Dissatisfied with impersonal modes of communication, such as email and texting, we have rediscovered the need for a face-to-face interaction with our fellow humans. To that end, we utilize digital platforms such as Zoom, Google Hangouts, Facebook Live, and FaceTime to catch up on the latest news in other people’s lives, or simply to complain about the misery of loneliness and the pathetic inadequacy of our public officials (of both parties). Throughout the nation, people engage in virtual happy hours, dinners, book clubs, fitness classes, religious services, and group meditation. As my Cato Institute colleague Chelsea Follett recently wrote, “Technology has made it easier than ever to hold a physically-distanced ‘watch party’ synchronized so that viewers in different locations see the same part of a movie at the same time.

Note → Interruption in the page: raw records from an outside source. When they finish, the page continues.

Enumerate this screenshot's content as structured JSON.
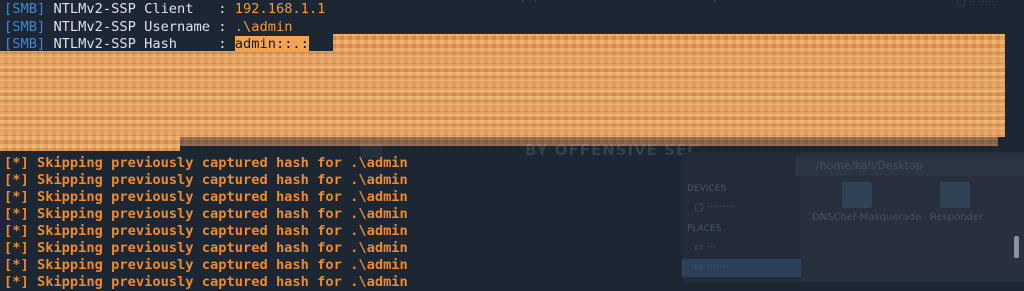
{
  "terminal": {
    "top_lines": [
      {
        "tag": "[SMB]",
        "label": " NTLMv2-SSP Client   : ",
        "value": "192.168.1.1"
      },
      {
        "tag": "[SMB]",
        "label": " NTLMv2-SSP Username : ",
        "value": ".\\admin"
      },
      {
        "tag": "[SMB]",
        "label": " NTLMv2-SSP Hash     : ",
        "value": "admin::.:"
      }
    ],
    "skip_lines": [
      "[*] Skipping previously captured hash for .\\admin",
      "[*] Skipping previously captured hash for .\\admin",
      "[*] Skipping previously captured hash for .\\admin",
      "[*] Skipping previously captured hash for .\\admin",
      "[*] Skipping previously captured hash for .\\admin",
      "[*] Skipping previously captured hash for .\\admin",
      "[*] Skipping previously captured hash for .\\admin",
      "[*] Skipping previously captured hash for .\\admin"
    ]
  },
  "background": {
    "watermark": "BY OFFENSIVE SEC",
    "path": "/home/kali/Desktop",
    "sidebar_devices_label": "DEVICES",
    "sidebar_places_label": "PLACES",
    "files": [
      "DNSChef-Masquerade",
      "Responder"
    ]
  },
  "colors": {
    "background": "#1d2633",
    "tag_blue": "#3f87d6",
    "value_orange": "#f39c3b",
    "skip_orange": "#ee8a2f",
    "redaction": "#e8a05a"
  }
}
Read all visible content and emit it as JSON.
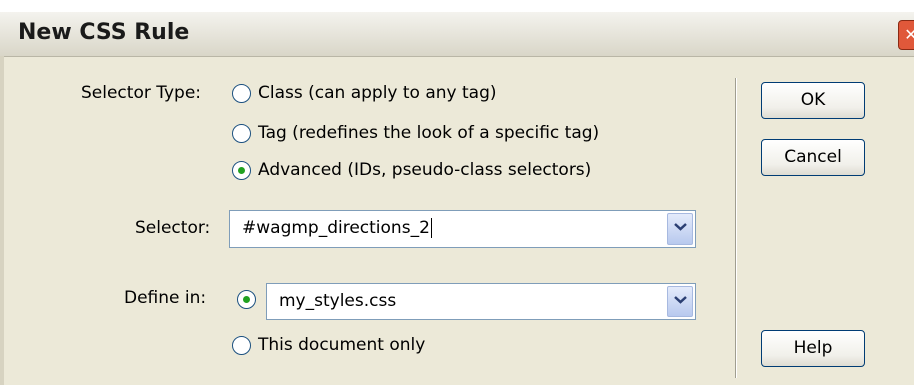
{
  "dialog": {
    "title": "New CSS Rule",
    "close_symbol": "✕"
  },
  "selector_type": {
    "label": "Selector Type:",
    "options": [
      {
        "label": "Class (can apply to any tag)",
        "checked": false
      },
      {
        "label": "Tag (redefines the look of a specific tag)",
        "checked": false
      },
      {
        "label": "Advanced (IDs, pseudo-class selectors)",
        "checked": true
      }
    ]
  },
  "selector": {
    "label": "Selector:",
    "value": "#wagmp_directions_2"
  },
  "define_in": {
    "label": "Define in:",
    "file_value": "my_styles.css",
    "file_checked": true,
    "document_only_label": "This document only",
    "document_only_checked": false
  },
  "buttons": {
    "ok": "OK",
    "cancel": "Cancel",
    "help": "Help"
  }
}
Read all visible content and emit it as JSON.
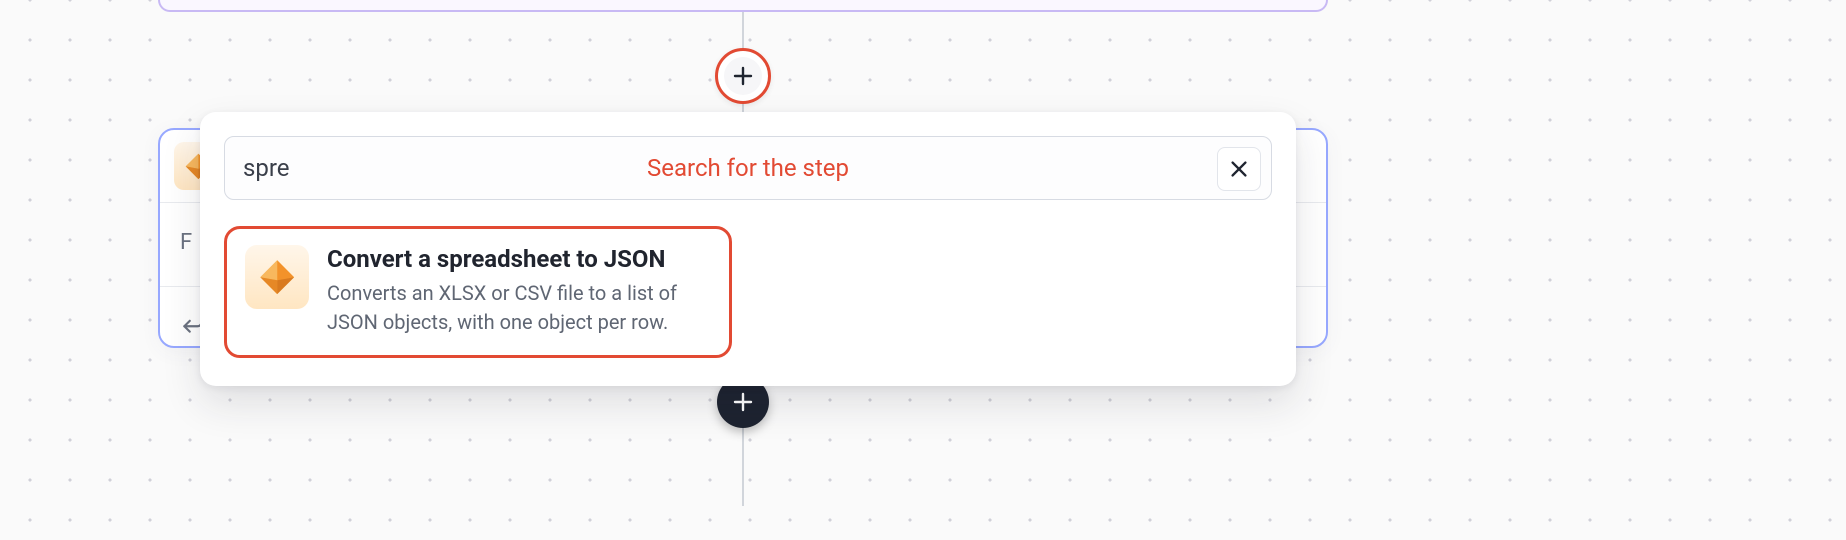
{
  "colors": {
    "highlight": "#e24a33",
    "card_border": "#97a8ff",
    "top_card_border": "#c8b9f4"
  },
  "search": {
    "value": "spre",
    "hint": "Search for the step"
  },
  "result": {
    "title": "Convert a spreadsheet to JSON",
    "description": "Converts an XLSX or CSV file to a list of JSON objects, with one object per row."
  },
  "step_card": {
    "peek_left_letter": "F"
  },
  "icons": {
    "plus": "plus-icon",
    "close": "close-icon",
    "more": "more-vertical-icon",
    "spreadsheet": "spreadsheet-octahedron-icon",
    "reply": "reply-arrow-icon"
  }
}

For those who like to discuss movies as they watch, technology also enables a running group commentary of each scene in real time.” In the saddest of cases, technology enables people to say goodbye to dying friends and relatives. In a very real sense, therefore, technology keeps us sane (or, at the very least, saner).

Technology, then, allows us to cope with the challenges of the pandemic in ways that our ancestors could not even dream about. More important, technology allows our species to face the virus with grounds for rational optimism. In these dark days, remember all the scientists who are utilizing the accumulated store of human knowledge to defeat COVID-19 in record time and all the marvelous (not to say miraculous) ways the modern world keeps us well fed, psychologically semi-balanced, and (in many cases) productively engaged.